Kurt Van Dyke, Renowned Californian Surfer, Brutally Murdered in Costa Rica
The 66-year-old was discovered under his bed with multiple stab wounds and a knife nearby.
Kurt Van Dyke, 66, a well-known figure from Santa Cruz’s legendary Van Dyke family, was found dead in his Costa Rican home this past Saturday. His body was discovered under his bed, a sheet pulled over his head, multiple stab wounds to his torso. A knife lay beside him.
His 31-year-old girlfriend, Arroyo, was in the shower when two armed men entered the apartment. According to reports, she was zip-tied, assaulted, and forced at gunpoint into another room. The place was fleeced of valuables, and their car was also taken before the assailants fled.
A tragic end for Kurt, who had woven himself into the fabric of Costa Rican life. A resident for decades, he had opened a hostel in Puerto Viejo de Talamanca on the Caribbean coast, where he was a familiar and well-liked presence, and one of the area’s pioneer surfers, dubbed ‘The King’ of Salsa Brava.
“My personal experience with him has been pretty much exclusively at Salsa Brava,” says Mikey Ciaramella, Editor-in-Chief of Stab, who now calls Costa Rica home. “I first went over there in 2019, and I was pretty shocked and amazed when I saw somebody out there surfing a nine-foot longboard on a proper slab and getting legitimately barrelled in really big waves. And that was Kurt.”
“He would just stroke into these giant waves on his giant board, and he had it so dialled,” Mikey continues. “He seemed to read the lineup better than anybody. And I came to learn that he’d been there for decades and decades and basically helped pioneer the wave. And he still dominated that wave to this day. I think he was 66 or something like that and was still getting crazy, crazy waves out there. I found him really impressive, and I looked up to him a lot.”

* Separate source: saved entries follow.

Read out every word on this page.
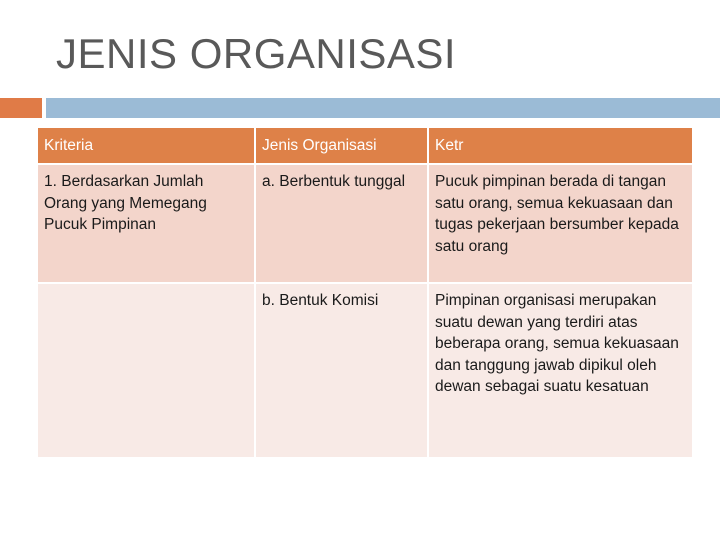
JENIS ORGANISASI
Kriteria	Jenis Organisasi	Ketr
1. Berdasarkan Jumlah Orang yang Memegang Pucuk Pimpinan	a. Berbentuk tunggal	Pucuk pimpinan berada di tangan satu orang, semua kekuasaan dan tugas pekerjaan bersumber kepada satu orang
	b. Bentuk Komisi	Pimpinan organisasi merupakan suatu dewan yang terdiri atas beberapa orang, semua kekuasaan dan tanggung jawab dipikul oleh dewan sebagai suatu kesatuan
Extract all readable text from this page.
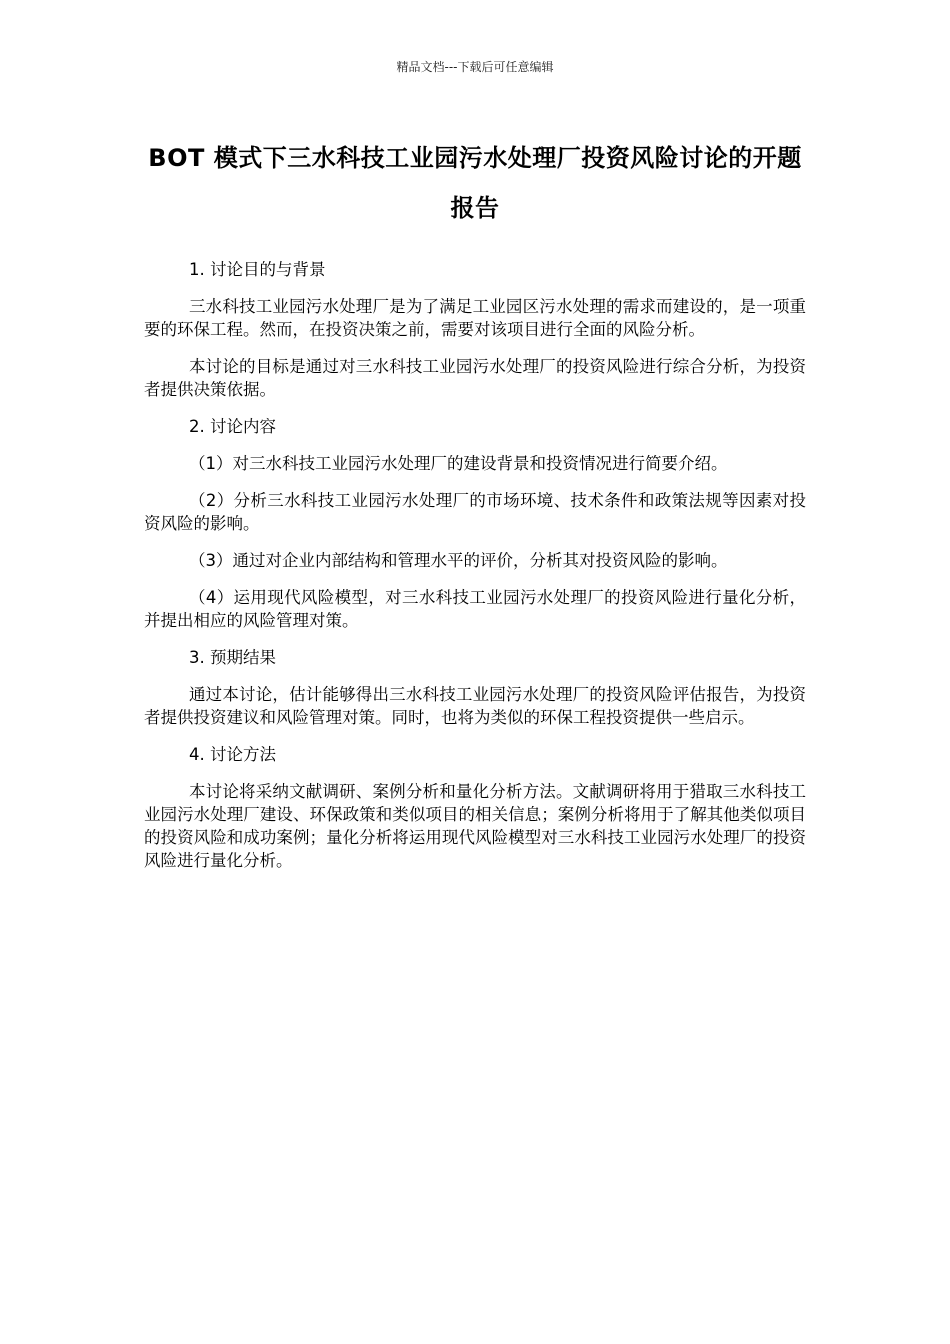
精品文档---下载后可任意编辑
BOT 模式下三水科技工业园污水处理厂投资风险讨论的开题报告
1. 讨论目的与背景
三水科技工业园污水处理厂是为了满足工业园区污水处理的需求而建设的，是一项重要的环保工程。然而，在投资决策之前，需要对该项目进行全面的风险分析。
本讨论的目标是通过对三水科技工业园污水处理厂的投资风险进行综合分析，为投资者提供决策依据。
2. 讨论内容
（1）对三水科技工业园污水处理厂的建设背景和投资情况进行简要介绍。
（2）分析三水科技工业园污水处理厂的市场环境、技术条件和政策法规等因素对投资风险的影响。
（3）通过对企业内部结构和管理水平的评价，分析其对投资风险的影响。
（4）运用现代风险模型，对三水科技工业园污水处理厂的投资风险进行量化分析，并提出相应的风险管理对策。
3. 预期结果
通过本讨论，估计能够得出三水科技工业园污水处理厂的投资风险评估报告，为投资者提供投资建议和风险管理对策。同时，也将为类似的环保工程投资提供一些启示。
4. 讨论方法
本讨论将采纳文献调研、案例分析和量化分析方法。文献调研将用于猎取三水科技工业园污水处理厂建设、环保政策和类似项目的相关信息；案例分析将用于了解其他类似项目的投资风险和成功案例；量化分析将运用现代风险模型对三水科技工业园污水处理厂的投资风险进行量化分析。
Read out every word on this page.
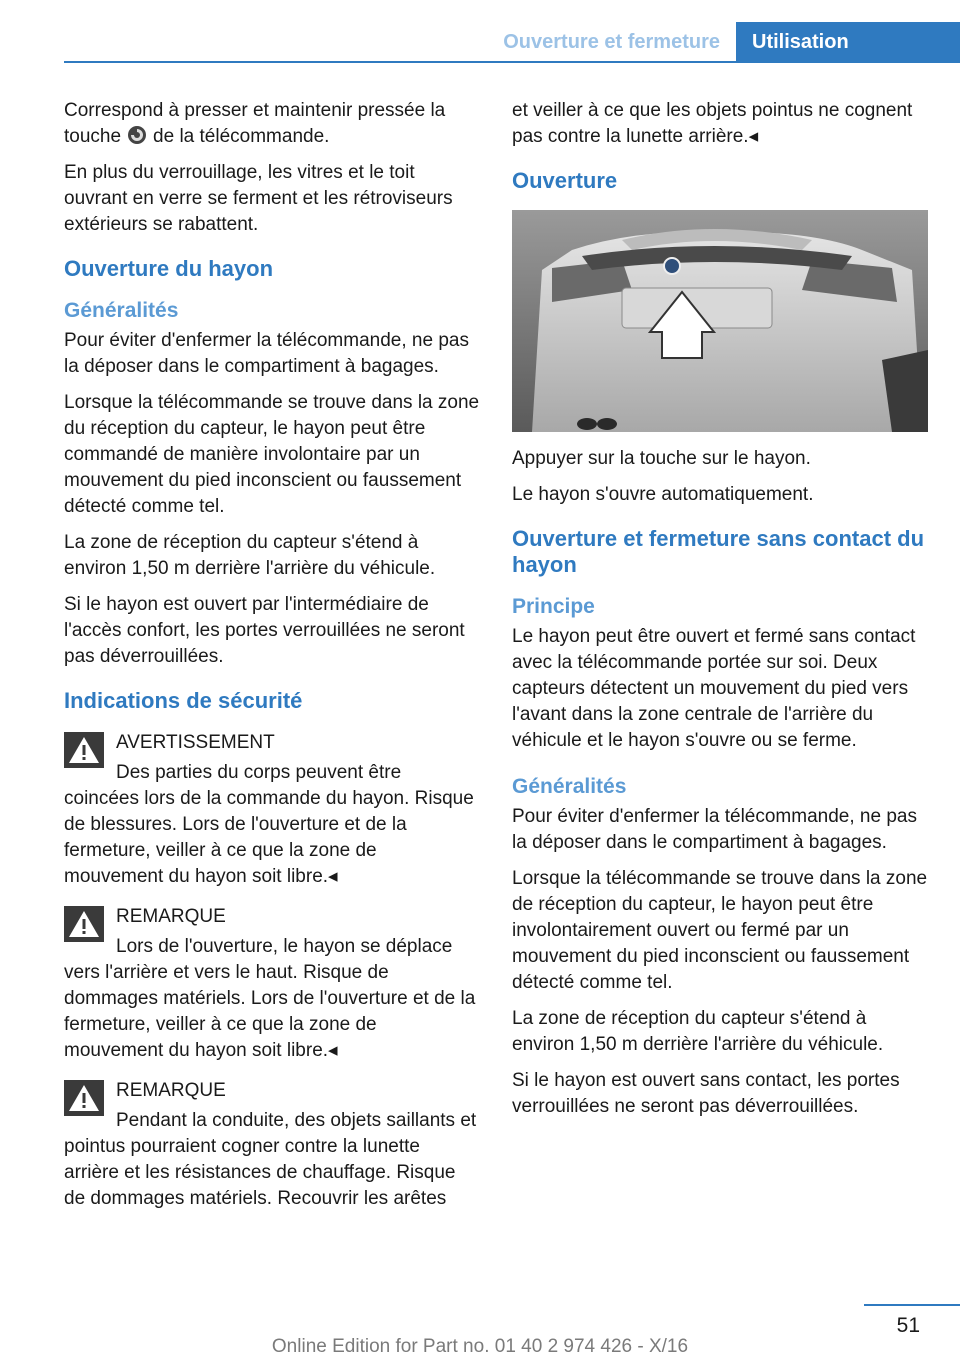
Ouverture et fermeture	Utilisation

Correspond à presser et maintenir pressée la touche de la télécommande.

En plus du verrouillage, les vitres et le toit ouvrant en verre se ferment et les rétroviseurs extérieurs se rabattent.

Ouverture du hayon
Généralités

Pour éviter d'enfermer la télécommande, ne pas la déposer dans le compartiment à bagages.

Lorsque la télécommande se trouve dans la zone du réception du capteur, le hayon peut être commandé de manière involontaire par un mouvement du pied inconscient ou faussement détecté comme tel.

La zone de réception du capteur s'étend à environ 1,50 m derrière l'arrière du véhicule.

Si le hayon est ouvert par l'intermédiaire de l'accès confort, les portes verrouillées ne seront pas déverrouillées.

Indications de sécurité
AVERTISSEMENT

Des parties du corps peuvent être coincées lors de la commande du hayon. Risque de blessures. Lors de l'ouverture et de la fermeture, veiller à ce que la zone de mouvement du hayon soit libre.◂

REMARQUE

Lors de l'ouverture, le hayon se déplace vers l'arrière et vers le haut. Risque de dommages matériels. Lors de l'ouverture et de la fermeture, veiller à ce que la zone de mouvement du hayon soit libre.◂

REMARQUE

Pendant la conduite, des objets saillants et pointus pourraient cogner contre la lunette arrière et les résistances de chauffage. Risque de dommages matériels. Recouvrir les arêtes

et veiller à ce que les objets pointus ne cognent pas contre la lunette arrière.◂

Ouverture

Appuyer sur la touche sur le hayon.

Le hayon s'ouvre automatiquement.

Ouverture et fermeture sans contact du hayon
Principe

Le hayon peut être ouvert et fermé sans contact avec la télécommande portée sur soi. Deux capteurs détectent un mouvement du pied vers l'avant dans la zone centrale de l'arrière du véhicule et le hayon s'ouvre ou se ferme.

Généralités

Pour éviter d'enfermer la télécommande, ne pas la déposer dans le compartiment à bagages.

Lorsque la télécommande se trouve dans la zone de réception du capteur, le hayon peut être involontairement ouvert ou fermé par un mouvement du pied inconscient ou faussement détecté comme tel.

La zone de réception du capteur s'étend à environ 1,50 m derrière l'arrière du véhicule.

Si le hayon est ouvert sans contact, les portes verrouillées ne seront pas déverrouillées.

51
Online Edition for Part no. 01 40 2 974 426 - X/16
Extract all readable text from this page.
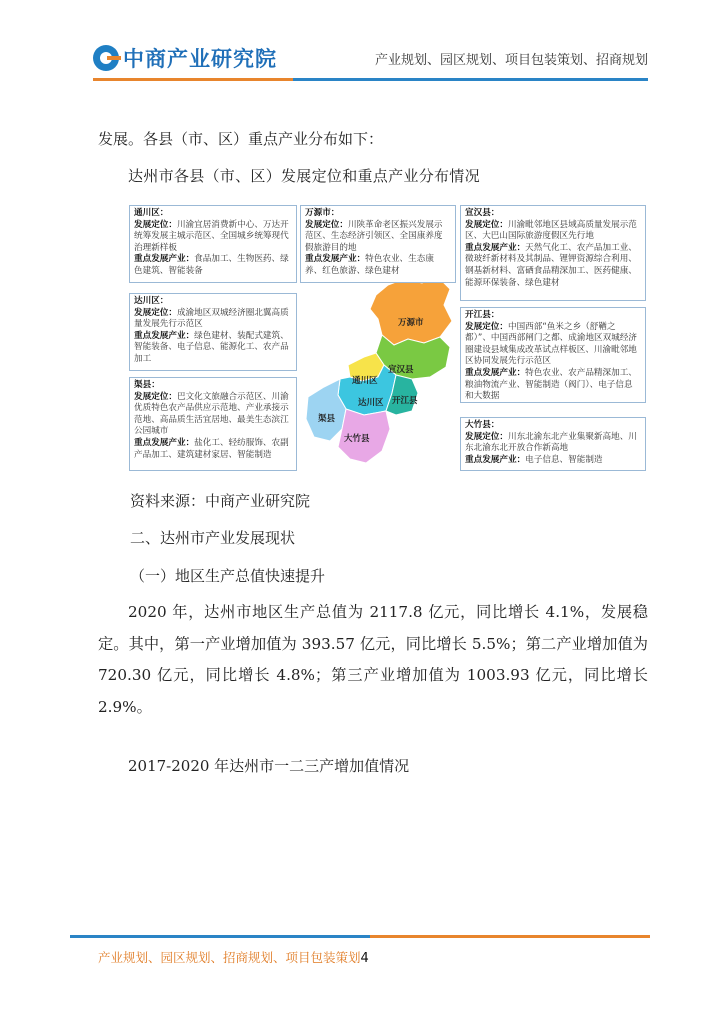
中商产业研究院	产业规划、园区规划、项目包装策划、招商规划
发展。各县（市、区）重点产业分布如下：
达州市各县（市、区）发展定位和重点产业分布情况
万源市
宣汉县
通川区
达川区 开江县
渠县
大竹县
通川区：
发展定位：川渝宜居消费新中心、万达开统筹发展主城示范区、全国城乡统筹现代治理新样板
重点发展产业：食品加工、生物医药、绿色建筑、智能装备
万源市：
发展定位：川陕革命老区振兴发展示范区、生态经济引领区、全国康养度假旅游目的地
重点发展产业：特色农业、生态康养、红色旅游、绿色建材
宣汉县：
发展定位：川渝毗邻地区县域高质量发展示范区、大巴山国际旅游度假区先行地
重点发展产业：天然气化工、农产品加工业、微玻纤新材料及其制品、锂钾资源综合利用、钢基新材料、富硒食品精深加工、医药健康、能源环保装备、绿色建材
达川区：
发展定位：成渝地区双城经济圈北翼高质量发展先行示范区
重点发展产业：绿色建材、装配式建筑、智能装备、电子信息、能源化工、农产品加工
开江县：
发展定位：中国西部“鱼米之乡（舒鞧之都）”、中国西部闸门之都、成渝地区双城经济圈建设县域集成改革试点样板区、川渝毗邻地区协同发展先行示范区
重点发展产业：特色农业、农产品精深加工、粮油物流产业、智能制造（阀门）、电子信息和大数据
渠县：
发展定位：巴文化文旅融合示范区、川渝优质特色农产品供应示范地、产业承接示范地、高品质生活宜居地、最美生态滨江公园城市
重点发展产业：盐化工、轻纺服饰、农副产品加工、建筑建材家居、智能制造
大竹县：
发展定位：川东北渝东北产业集聚新高地、川东北渝东北开放合作新高地
重点发展产业：电子信息、智能制造
资料来源：中商产业研究院
二、达州市产业发展现状
（一）地区生产总值快速提升
2020 年，达州市地区生产总值为 2117.8 亿元，同比增长 4.1%，发展稳定。其中，第一产业增加值为 393.57 亿元，同比增长 5.5%；第二产业增加值为 720.30 亿元，同比增长 4.8%；第三产业增加值为 1003.93 亿元，同比增长 2.9%。
2017-2020 年达州市一二三产增加值情况
产业规划、园区规划、招商规划、项目包装策划4
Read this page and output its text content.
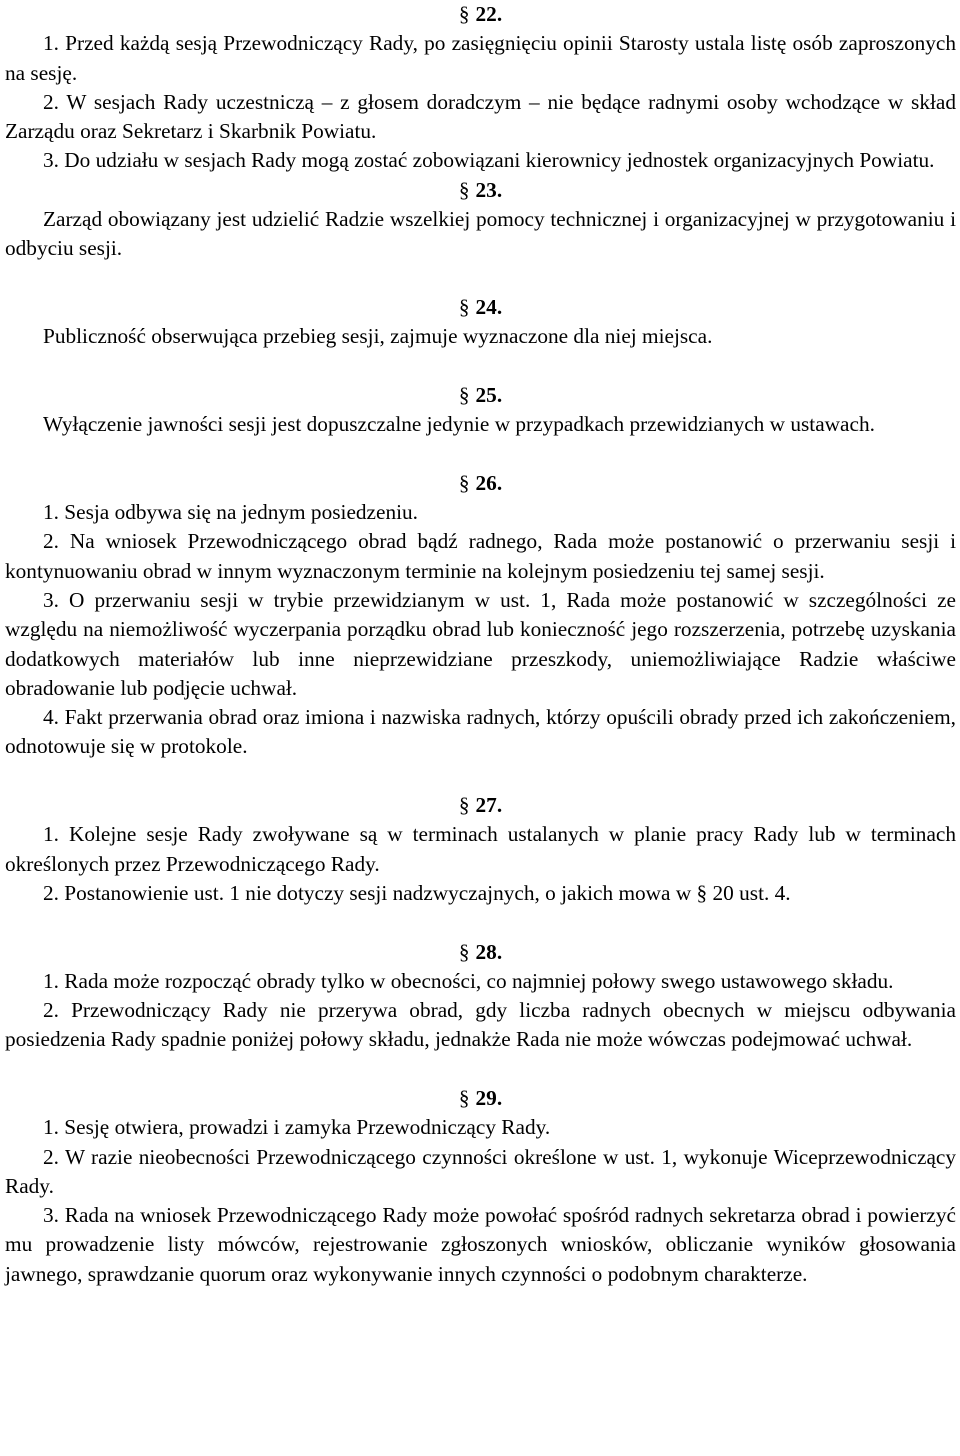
§ 22.
1. Przed każdą sesją Przewodniczący Rady, po zasięgnięciu opinii Starosty ustala listę osób zaproszonych na sesję.
2. W sesjach Rady uczestniczą – z głosem doradczym – nie będące radnymi osoby wchodzące w skład Zarządu oraz Sekretarz i Skarbnik Powiatu.
3. Do udziału w sesjach Rady mogą zostać zobowiązani kierownicy jednostek organizacyjnych Powiatu.
§ 23.
Zarząd obowiązany jest udzielić Radzie wszelkiej pomocy technicznej i organizacyjnej w przygotowaniu i odbyciu sesji.
§ 24.
Publiczność obserwująca przebieg sesji, zajmuje wyznaczone dla niej miejsca.
§ 25.
Wyłączenie jawności sesji jest dopuszczalne jedynie w przypadkach przewidzianych w ustawach.
§ 26.
1. Sesja odbywa się na jednym posiedzeniu.
2. Na wniosek Przewodniczącego obrad bądź radnego, Rada może postanowić o przerwaniu sesji i kontynuowaniu obrad w innym wyznaczonym terminie na kolejnym posiedzeniu tej samej sesji.
3. O przerwaniu sesji w trybie przewidzianym w ust. 1, Rada może postanowić w szczególności ze względu na niemożliwość wyczerpania porządku obrad lub konieczność jego rozszerzenia, potrzebę uzyskania dodatkowych materiałów lub inne nieprzewidziane przeszkody, uniemożliwiające Radzie właściwe obradowanie lub podjęcie uchwał.
4. Fakt przerwania obrad oraz imiona i nazwiska radnych, którzy opuścili obrady przed ich zakończeniem, odnotowuje się w protokole.
§ 27.
1. Kolejne sesje Rady zwoływane są w terminach ustalanych w planie pracy Rady lub w terminach określonych przez Przewodniczącego Rady.
2. Postanowienie ust. 1 nie dotyczy sesji nadzwyczajnych, o jakich mowa w § 20 ust. 4.
§ 28.
1. Rada może rozpocząć obrady tylko w obecności, co najmniej połowy swego ustawowego składu.
2. Przewodniczący Rady nie przerywa obrad, gdy liczba radnych obecnych w miejscu odbywania posiedzenia Rady spadnie poniżej połowy składu, jednakże Rada nie może wówczas podejmować uchwał.
§ 29.
1. Sesję otwiera, prowadzi i zamyka Przewodniczący Rady.
2. W razie nieobecności Przewodniczącego czynności określone w ust. 1, wykonuje Wiceprzewodniczący Rady.
3. Rada na wniosek Przewodniczącego Rady może powołać spośród radnych sekretarza obrad i powierzyć mu prowadzenie listy mówców, rejestrowanie zgłoszonych wniosków, obliczanie wyników głosowania jawnego, sprawdzanie quorum oraz wykonywanie innych czynności o podobnym charakterze.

Mikey also mentioned Kurt’s cameo in Allan Weisbecker’s In Search of Captain Zero, a memoir about Weisbecker’s journey through Central America to find his estranged friend, where he crosses paths with Kurt. I happened to be at my parents’ place and remembered reading that book as a kid. I dug around in my old room, found a copy, and flipped through it until I found the sections with Kurt. Let’s revisit:
“There were a few familiar faces bobbing in the lineup, guys I’d seen in rown, including Kurt Van Dyke, to whom Christopher had introduced me soon after my arrival. The nephew of big wave legend Fred Van Dyke, Kurt was owner of the Puerto Viejo hotel, which largely catered to visiting surfers. Kurt and I would eventually become friends, but it would be in spite of my history with Christopher, not because of it. As it was, on this, my first Salsa Brava go-out, Kurt vouchsafed me no more than a sour nod when I said “Hi.” This was a tight-knit group, I sensed; my presence was pointedly ignored.”
“I looked outside to see Kurt Van Dyke tucked into the last and biggest wave of the set, an immense open-ended barrel from which he emerged unscathed onto a wonderfully flat, innocuous shoulder, his board decelerating from some absurd velocity to a slow plane right in front of me. Falling in beside him for the paddle back out, my voice broke into an embarrassingly high squeak as I yelled, ‘I want one of those!’
‘Go for it, bro,’ Kurt replied, my enthusiasm for his accomplishment breaking down the first barrier between us. ‘Sit in the pit and catch a fat one.’”
“Kurt was out, lurking deep in the pit at first point to the south of the pack, just outside the swirling boils that mark the shallowest point of that jagged, treacherous sea bottom. The southern lineup point is the real deal at Salsa, where sneaker sets and unmakeable rogue walls make wave selection difficult and critical. I approached from the channel to the south, so my view was back-door—from behind the peak—as Kurt launched himself over the edge of a fat, nasty one, a near mutant. I winced, thinking no way he’ll make that, but then he popped out over the shoulder 40, 50 yards down the line with a hoot and both arms raised, indicating hed been deeply barreled. Kurt was fearless here; he had been surfing Salsa for 10 years.”
While the typical assumption for an expat murder in Central America might point to drug running or other illegal dealings, Weisbecker had this to say about Kurt:
“One thing I quickly came to realise about the boys who rode Salsa Brava was that none of them was involved in the local drug scene. Although joints were smoked and beer-bingering not unheard of, white drug-taking was shunned. It just wasn’t done.”
There’s clearly more to this story, and when more details emerge, we’ll report on them. But for now, let’s take a moment to reflect and remember Kurt. RIP.